Personalizzare l'istruzione, pensandola al "Noi"

Dalla Confererenza OCSE le linee guida per l'apprendimento collaborativo, grazie alle TIC, come valorizzazione dei molteplici talenti personali

di Silvia Dell Acqua
12 Ottobre 2009

Dapprima un esercizio per la mente.

Una serie di nomi di persone note, appartenenti a mondi diversi. Un elenco di frasi.
Provate ad associare mentalmente le frasi con le persone che, secondo voi, le hanno pronunciate, prima di leggere la tabella che segue.

Rita Levi Montalcini; Albert Einstein; Oscar Wilde; Jamie Oliver; Giselle Bundchen; Wassily Kandinsky.

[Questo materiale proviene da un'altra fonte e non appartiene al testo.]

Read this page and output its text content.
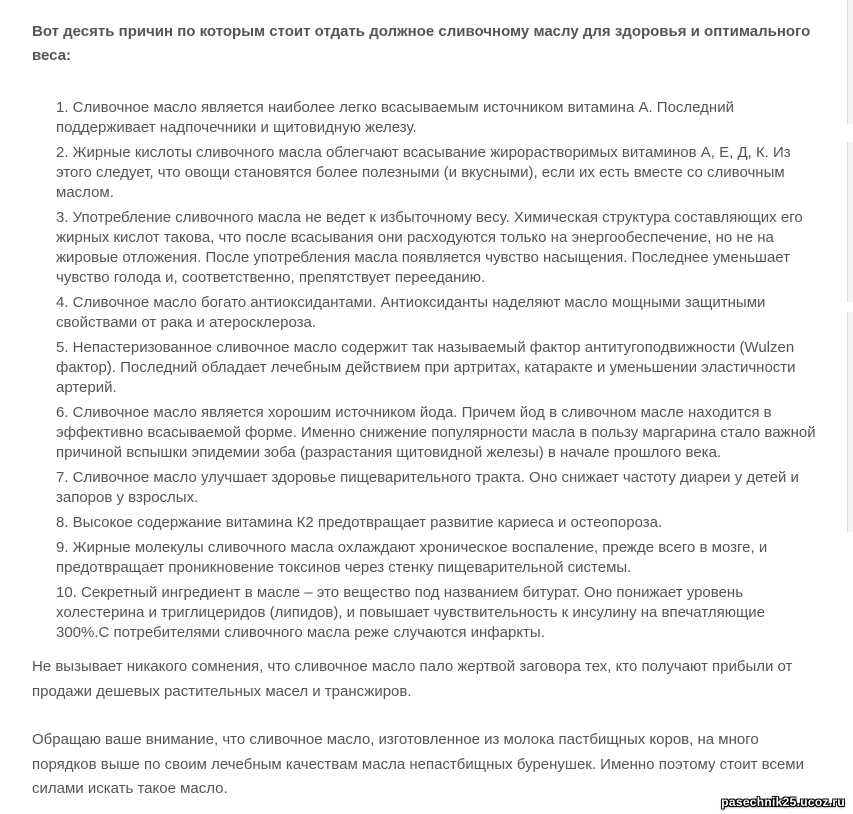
Вот десять причин по которым стоит отдать должное сливочному маслу для здоровья и оптимального веса:

1. Сливочное масло является наиболее легко всасываемым источником витамина А. Последний поддерживает надпочечники и щитовидную железу.
2. Жирные кислоты сливочного масла облегчают всасывание жирорастворимых витаминов А, Е, Д, К. Из этого следует, что овощи становятся более полезными (и вкусными), если их есть вместе со сливочным маслом.
3. Употребление сливочного масла не ведет к избыточному весу. Химическая структура составляющих его жирных кислот такова, что после всасывания они расходуются только на энергообеспечение, но не на жировые отложения. После употребления масла появляется чувство насыщения. Последнее уменьшает чувство голода и, соответственно, препятствует перееданию.
4. Сливочное масло богато антиоксидантами. Антиоксиданты наделяют масло мощными защитными свойствами от рака и атеросклероза.
5. Непастеризованное сливочное масло содержит так называемый фактор антитугоподвижности (Wulzen фактор). Последний обладает лечебным действием при артритах, катаракте и уменьшении эластичности артерий.
6. Сливочное масло является хорошим источником йода. Причем йод в сливочном масле находится в эффективно всасываемой форме. Именно снижение популярности масла в пользу маргарина стало важной причиной вспышки эпидемии зоба (разрастания щитовидной железы) в начале прошлого века.
7. Сливочное масло улучшает здоровье пищеварительного тракта. Оно снижает частоту диареи у детей и запоров у взрослых.
8. Высокое содержание витамина К2 предотвращает развитие кариеса и остеопороза.
9. Жирные молекулы сливочного масла охлаждают хроническое воспаление, прежде всего в мозге, и предотвращает проникновение токсинов через стенку пищеварительной системы.
10. Секретный ингредиент в масле – это вещество под названием битурат. Оно понижает уровень холестерина и триглицеридов (липидов), и повышает чувствительность к инсулину на впечатляющие 300%.С потребителями сливочного масла реже случаются инфаркты.

Не вызывает никакого сомнения, что сливочное масло пало жертвой заговора тех, кто получают прибыли от продажи дешевых растительных масел и трансжиров.

Обращаю ваше внимание, что сливочное масло, изготовленное из молока пастбищных коров, на много порядков выше по своим лечебным качествам масла непастбищных буренушек. Именно поэтому стоит всеми силами искать такое масло.

pasechnik25.ucoz.ru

1. L'arte è l'espressione del pensiero più profondo nel modo più semplice.
2. Fare una buona insalata vuol dire essere un diplomatico brillante, il problema è identico in entrambi i casi: sapere esattamente quanto olio bisogna mettere assieme all'aceto.
3. Mi piacciono le cravatte, ma preferisco non indossarle quando sono nervoso
4. Non potendo cambiare me stessa cambio gli abiti. È un piccolo gesto quotidiano di rispetto verso chi incontro.
5. E’ un privilegio che, nella mia posizione di notorietà e come donna, possa contribuire alla sensibilizzazione verso problemi di rilevanza mondiale *1
6. Tutta la matematica del mondo non potrà mai supplire la mancanza di genio. *2

1. → Wassily Kandinsky
2. → Jamie Oliver
3. → Oscar Wilde
4. → Giselle Bundchen
5. → Rita Levi Montalcini
6. → Albert Einstein

Quanti hanno associato il pensiero sulla matematica ad Albert Einstein e quello sull’Arte a Wassily Kandinsky? Molti avranno pensato che la frase sul cibo l’avesse pronunciata un cuoco di fama e quella sull’eleganza sarà stata attribuita al dandy Oscar Wilde. E se invece fosse Rita Levi Montalcini a parlare di abiti, mentre Gisele Bundchen si appella al suo ruolo di sensibilizzazione su temi di rilevanza globale?
Ecco le attribuzioni corrette:

1. → Albert Einstein (arte)
2. → Oscar Wilde (cucina)
3. → Jamie Oliver (eleganza)
4. → Rita Levi Montalcini (abiti)
5. → Giselle Bundchen (impegno umanitario)
6. → Vassily Kandinsky (matematica)

Chi ha ragionato in modo diverso ed ha attribuito i corretti autori è dotato di un talento raro, chi invece ha associato il tema dalle frase al ruolo principale che la società ha riconosciuto o riconosce ai sei personaggi in questione, ha ragionato in modo lineare: un talento riconosciuto socialmente identifica la persona, ed in un certo senso la cristallizza. E’ come se fossimo stati fotografati, messi a fuoco dall’obiettivo della società: CLICK la fotografia è stata scattata, quella è.
Ma che cosa succederebbe se provassimo a ragionare secondo categorie più mobili e ci accorgessimo che la realtà del talento degli esseri umani non è assoluta? Se una particolare funzione della ‘macchina fotografica sociale’ consentisse di analizzare la ‘foto del talento’ e si scoprisse che in realtà ci sono dei movimenti che sfocano l’immagine? E guardando ancora meglio, perché spogliati del modo di ragionare lineare, ci accorgessimo per la prima volta che esistono moltissime sfumature, i contorni del talento non sono definiti, coprono anche aree che non per forza sono artistiche per l’artista, scientifiche per lo scienziato: che cosa faremmo?
Penseremmo “Che caos!” o piuttosto, con la nuova forma mentis, ci sorprenderemmo in un “Che ricchezza!
Si tratta di usare una nuova lente di ingrandimento: la realtà è multiforme, cristallizzarla, ne dà una visione distorta.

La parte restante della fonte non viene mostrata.